M. Joël Labbé attire l’attention de Mme la ministre des armées sur l’enquête menée par Amnesty international qui révèle qu’un camp d’entraînement destiné à former des militaires saoudiens, soutenu financièrement par l’État, va être implanté sur la commune de Commercy dans la Meuse. En flagrante contradiction avec ses engagements internationaux, la France fournirait des armes à l’Arabie saoudite et aux Émirats arabes unis, pays engagés dans le conflit au Yémen – conflit qualifié de la pire catastrophe humanitaire au monde par l’Organisation des Nations unies (ONU)- , et s’apprêterait à former des militaires saoudiens au maniement des canons Cockerill.
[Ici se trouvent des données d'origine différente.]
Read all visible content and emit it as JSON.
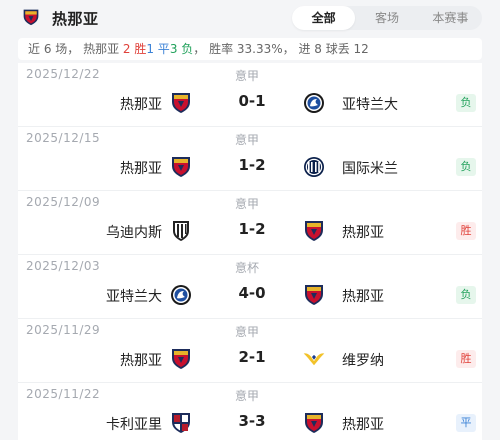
{
  "header": {
    "team_name": "热那亚",
    "tabs": [
      {
        "label": "全部",
        "active": true
      },
      {
        "label": "客场",
        "active": false
      },
      {
        "label": "本赛事",
        "active": false
      }
    ]
  },
  "summary": {
    "prefix": "近 6 场， 热那亚 ",
    "wins": "2 胜",
    "draws": "1 平",
    "losses": "3 负",
    "suffix": "， 胜率 33.33%， 进 8 球丢 12"
  },
  "colors": {
    "win": "#e0413a",
    "draw": "#3b82d6",
    "loss": "#21a15b"
  },
  "matches": [
    {
      "date": "2025/12/22",
      "competition": "意甲",
      "home": "热那亚",
      "home_logo": "genoa-crest",
      "score": "0-1",
      "away": "亚特兰大",
      "away_logo": "atalanta-crest",
      "result": "负",
      "result_type": "loss"
    },
    {
      "date": "2025/12/15",
      "competition": "意甲",
      "home": "热那亚",
      "home_logo": "genoa-crest",
      "score": "1-2",
      "away": "国际米兰",
      "away_logo": "inter-crest",
      "result": "负",
      "result_type": "loss"
    },
    {
      "date": "2025/12/09",
      "competition": "意甲",
      "home": "乌迪内斯",
      "home_logo": "udinese-crest",
      "score": "1-2",
      "away": "热那亚",
      "away_logo": "genoa-crest",
      "result": "胜",
      "result_type": "win"
    },
    {
      "date": "2025/12/03",
      "competition": "意杯",
      "home": "亚特兰大",
      "home_logo": "atalanta-crest",
      "score": "4-0",
      "away": "热那亚",
      "away_logo": "genoa-crest",
      "result": "负",
      "result_type": "loss"
    },
    {
      "date": "2025/11/29",
      "competition": "意甲",
      "home": "热那亚",
      "home_logo": "genoa-crest",
      "score": "2-1",
      "away": "维罗纳",
      "away_logo": "verona-crest",
      "result": "胜",
      "result_type": "win"
    },
    {
      "date": "2025/11/22",
      "competition": "意甲",
      "home": "卡利亚里",
      "home_logo": "cagliari-crest",
      "score": "3-3",
      "away": "热那亚",
      "away_logo": "genoa-crest",
      "result": "平",
      "result_type": "draw"
    }
  ]
}
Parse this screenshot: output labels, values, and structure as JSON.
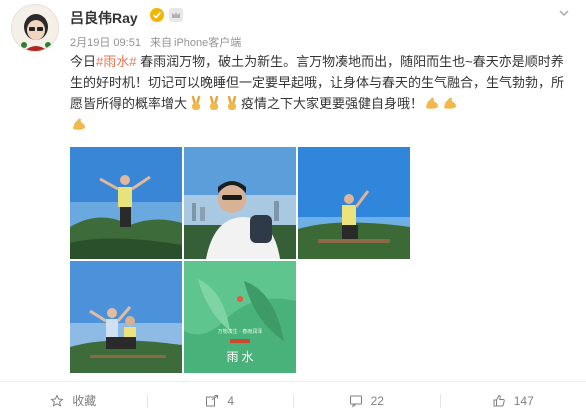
{
  "user": {
    "name": "吕良伟Ray",
    "verified": "verified-badge-icon",
    "member_badge": "crown-icon"
  },
  "meta": {
    "date": "2月19日 09:51",
    "source_prefix": "来自",
    "source": "iPhone客户端"
  },
  "post": {
    "text_before": "今日",
    "hashtag": "#雨水#",
    "text_after": " 春雨润万物，破土为新生。言万物凑地而出，随阳而生也~春天亦是顺时养生的好时机！切记可以晚睡但一定要早起哦，让身体与春天的生气融合，生气勃勃，所愿皆所得的概率增大",
    "text_mid": "疫情之下大家更要强健自身哦！",
    "emoji_victory": "victory-hand-emoji",
    "emoji_muscle": "flexed-biceps-emoji"
  },
  "images": {
    "poster_caption": "雨 水",
    "poster_sub": "万物凑生 · 春雨润泽"
  },
  "actions": {
    "collect": "收藏",
    "repost": "4",
    "comment": "22",
    "like": "147"
  },
  "colors": {
    "hashtag": "#eb7350",
    "text": "#333333",
    "meta": "#939393",
    "badge": "#f5b400"
  }
}
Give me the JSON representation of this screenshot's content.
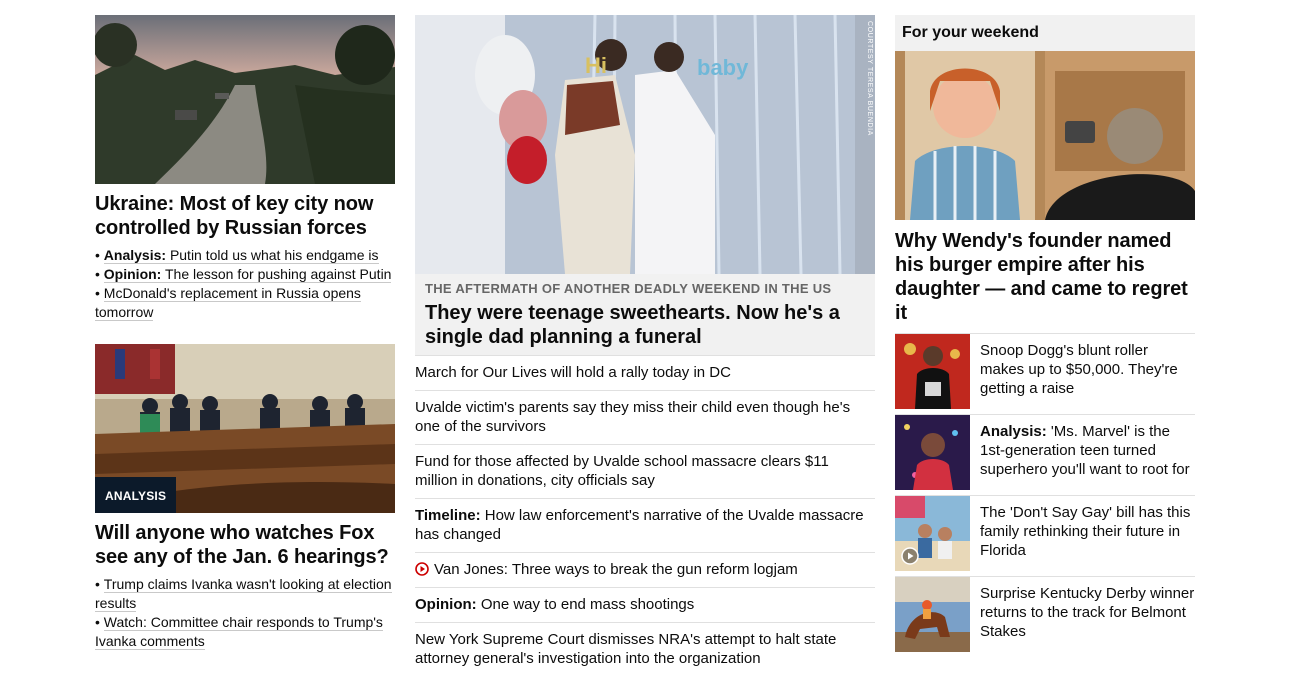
{
  "left": {
    "story1": {
      "headline": "Ukraine: Most of key city now controlled by Russian forces",
      "bullets": [
        {
          "prefix": "Analysis:",
          "text": "Putin told us what his endgame is"
        },
        {
          "prefix": "Opinion:",
          "text": "The lesson for pushing against Putin"
        },
        {
          "prefix": "",
          "text": "McDonald's replacement in Russia opens tomorrow"
        }
      ]
    },
    "story2": {
      "badge": "ANALYSIS",
      "headline": "Will anyone who watches Fox see any of the Jan. 6 hearings?",
      "bullets": [
        {
          "prefix": "",
          "text": "Trump claims Ivanka wasn't looking at election results"
        },
        {
          "prefix": "",
          "text": "Watch: Committee chair responds to Trump's Ivanka comments"
        }
      ]
    }
  },
  "middle": {
    "photo_credit": "COURTESY TERESA BUENDIA",
    "kicker": "THE AFTERMATH OF ANOTHER DEADLY WEEKEND IN THE US",
    "headline": "They were teenage sweethearts. Now he's a single dad planning a funeral",
    "items": [
      {
        "prefix": "",
        "text": "March for Our Lives will hold a rally today in DC",
        "video": false
      },
      {
        "prefix": "",
        "text": "Uvalde victim's parents say they miss their child even though he's one of the survivors",
        "video": false
      },
      {
        "prefix": "",
        "text": "Fund for those affected by Uvalde school massacre clears $11 million in donations, city officials say",
        "video": false
      },
      {
        "prefix": "Timeline:",
        "text": "How law enforcement's narrative of the Uvalde massacre has changed",
        "video": false
      },
      {
        "prefix": "",
        "text": "Van Jones: Three ways to break the gun reform logjam",
        "video": true
      },
      {
        "prefix": "Opinion:",
        "text": "One way to end mass shootings",
        "video": false
      },
      {
        "prefix": "",
        "text": "New York Supreme Court dismisses NRA's attempt to halt state attorney general's investigation into the organization",
        "video": false
      }
    ]
  },
  "right": {
    "section_title": "For your weekend",
    "headline": "Why Wendy's founder named his burger empire after his daughter — and came to regret it",
    "items": [
      {
        "prefix": "",
        "text": "Snoop Dogg's blunt roller makes up to $50,000. They're getting a raise"
      },
      {
        "prefix": "Analysis:",
        "text": "'Ms. Marvel' is the 1st-generation teen turned superhero you'll want to root for"
      },
      {
        "prefix": "",
        "text": "The 'Don't Say Gay' bill has this family rethinking their future in Florida"
      },
      {
        "prefix": "",
        "text": "Surprise Kentucky Derby winner returns to the track for Belmont Stakes"
      }
    ]
  },
  "colors": {
    "video_red": "#cc0000",
    "badge_bg": "#0c1a2a",
    "divider": "#e0e0e0"
  }
}
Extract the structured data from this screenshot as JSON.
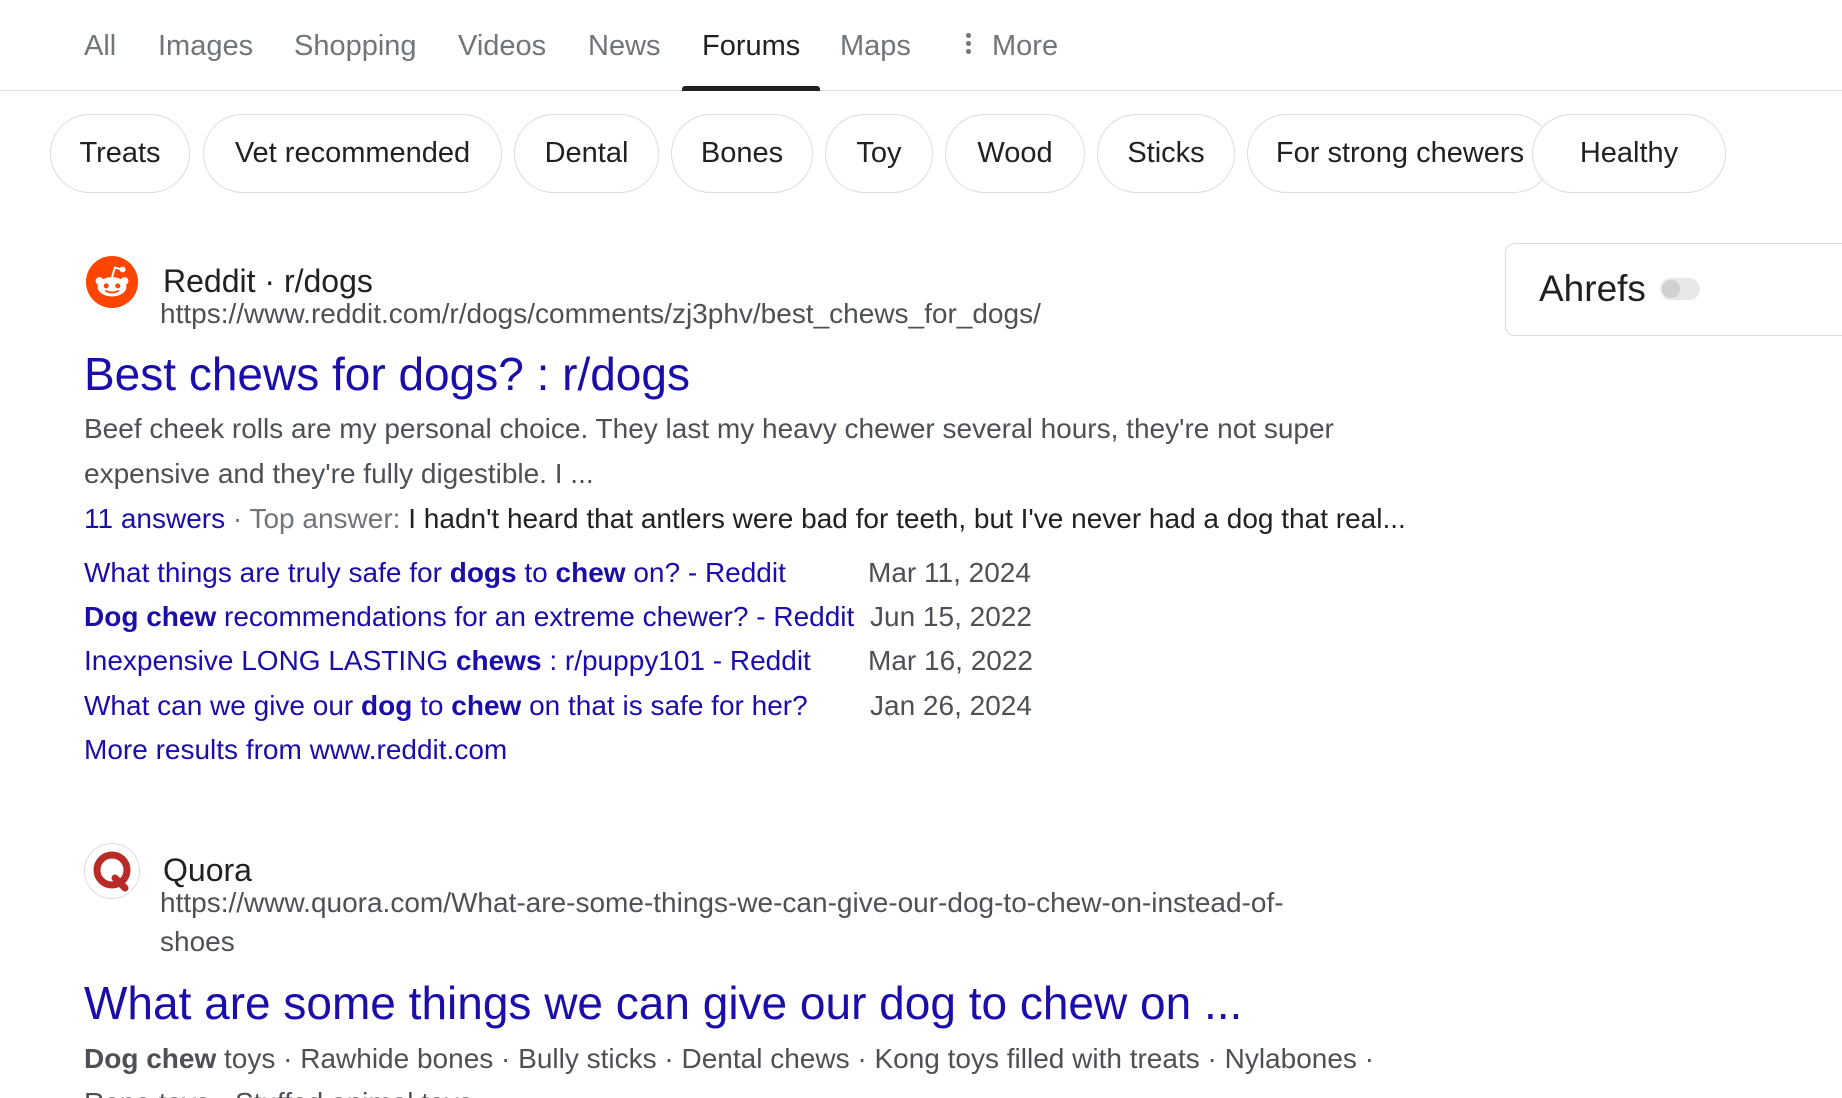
{
  "tabs": [
    {
      "label": "All"
    },
    {
      "label": "Images"
    },
    {
      "label": "Shopping"
    },
    {
      "label": "Videos"
    },
    {
      "label": "News"
    },
    {
      "label": "Forums",
      "active": true
    },
    {
      "label": "Maps"
    },
    {
      "label": "More"
    }
  ],
  "chips": [
    "Treats",
    "Vet recommended",
    "Dental",
    "Bones",
    "Toy",
    "Wood",
    "Sticks",
    "For strong chewers",
    "Healthy"
  ],
  "ahrefs": {
    "label": "Ahrefs"
  },
  "results": [
    {
      "site": "Reddit · r/dogs",
      "url": "https://www.reddit.com/r/dogs/comments/zj3phv/best_chews_for_dogs/",
      "title": "Best chews for dogs? : r/dogs",
      "snippet_lines": [
        "Beef cheek rolls are my personal choice. They last my heavy chewer several hours, they're not super",
        "expensive and they're fully digestible. I ..."
      ],
      "answers": {
        "count": "11 answers",
        "sep": " · Top answer: ",
        "text": "I hadn't heard that antlers were bad for teeth, but I've never had a dog that real..."
      },
      "sub_links": [
        {
          "parts": [
            "What things are truly safe for ",
            "dogs",
            " to ",
            "chew",
            " on? - Reddit"
          ],
          "date": "Mar 11, 2024"
        },
        {
          "parts": [
            "",
            "Dog chew",
            " recommendations for an extreme chewer? - Reddit"
          ],
          "date": "Jun 15, 2022"
        },
        {
          "parts": [
            "Inexpensive LONG LASTING ",
            "chews",
            " : r/puppy101 - Reddit"
          ],
          "date": "Mar 16, 2022"
        },
        {
          "parts": [
            "What can we give our ",
            "dog",
            " to ",
            "chew",
            " on that is safe for her?"
          ],
          "date": "Jan 26, 2024"
        }
      ],
      "more_results": "More results from www.reddit.com"
    },
    {
      "site": "Quora",
      "url_lines": [
        "https://www.quora.com/What-are-some-things-we-can-give-our-dog-to-chew-on-instead-of-",
        "shoes"
      ],
      "title": "What are some things we can give our dog to chew on ...",
      "snippet_parts": [
        "Dog chew",
        " toys · Rawhide bones · Bully sticks · Dental chews · Kong toys filled with treats · Nylabones ·"
      ],
      "snippet_line2": "Rope toys · Stuffed animal toys"
    }
  ],
  "colors": {
    "link": "#1a0dab",
    "text": "#202124",
    "muted": "#4d5156",
    "reddit_orange": "#ff4500",
    "quora_red": "#b92b27"
  }
}
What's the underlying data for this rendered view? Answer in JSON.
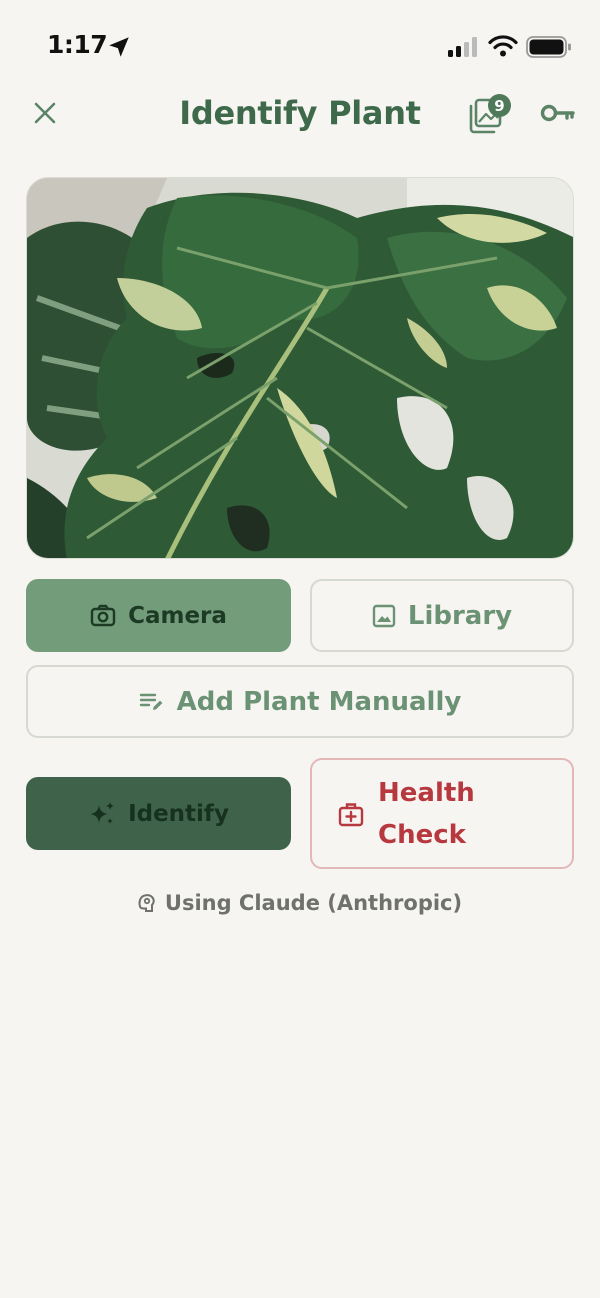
{
  "status_bar": {
    "time": "1:17"
  },
  "nav": {
    "title": "Identify Plant",
    "history_count": "9",
    "icons": {
      "close": "close-icon",
      "history": "photo-stack-icon",
      "key": "key-icon"
    }
  },
  "photo": {
    "subject": "variegated monstera leaf photo"
  },
  "actions": {
    "camera_label": "Camera",
    "library_label": "Library",
    "manual_label": "Add Plant Manually",
    "identify_label": "Identify",
    "health_label": "Health Check"
  },
  "footer": {
    "provider_text": "Using Claude (Anthropic)"
  },
  "colors": {
    "background": "#f6f5f1",
    "primary_green": "#3e6a4b",
    "camera_bg": "#739c7b",
    "identify_bg": "#3f634a",
    "health_red": "#b7393f"
  }
}
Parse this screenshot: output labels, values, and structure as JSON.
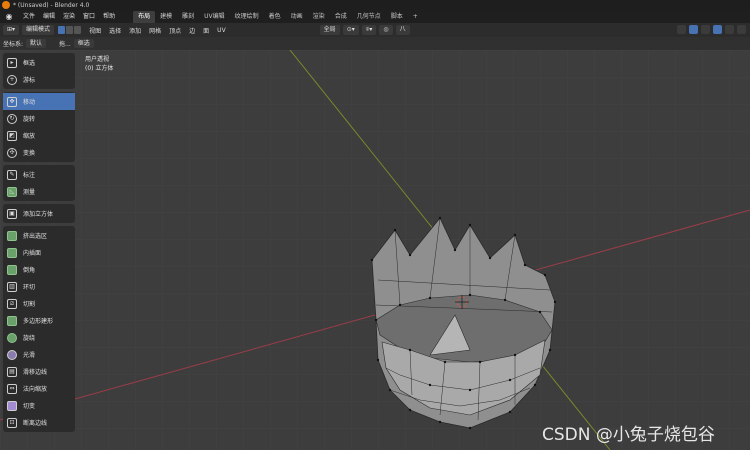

Il lui demande ainsi quand cette formation doit-elle débuter, si le campus Cockerill dispose de la nouvelle autorisation de fabrication, de commerce et d’intermédiation, imposée par le décret n° 2018-1195 du 20 décembre 2018 relatif au contrôle de certains matériels de guerre et matériels assimilés qui modifie l’article R. 2332-5 du code de la défense, et dans quelle mesure la formation inclut une formation au droit international humanitaire d’un point de vue opérationnel.

Réponse de Mme la ministre des armées

En attente de réponse de Mme la ministre des armées.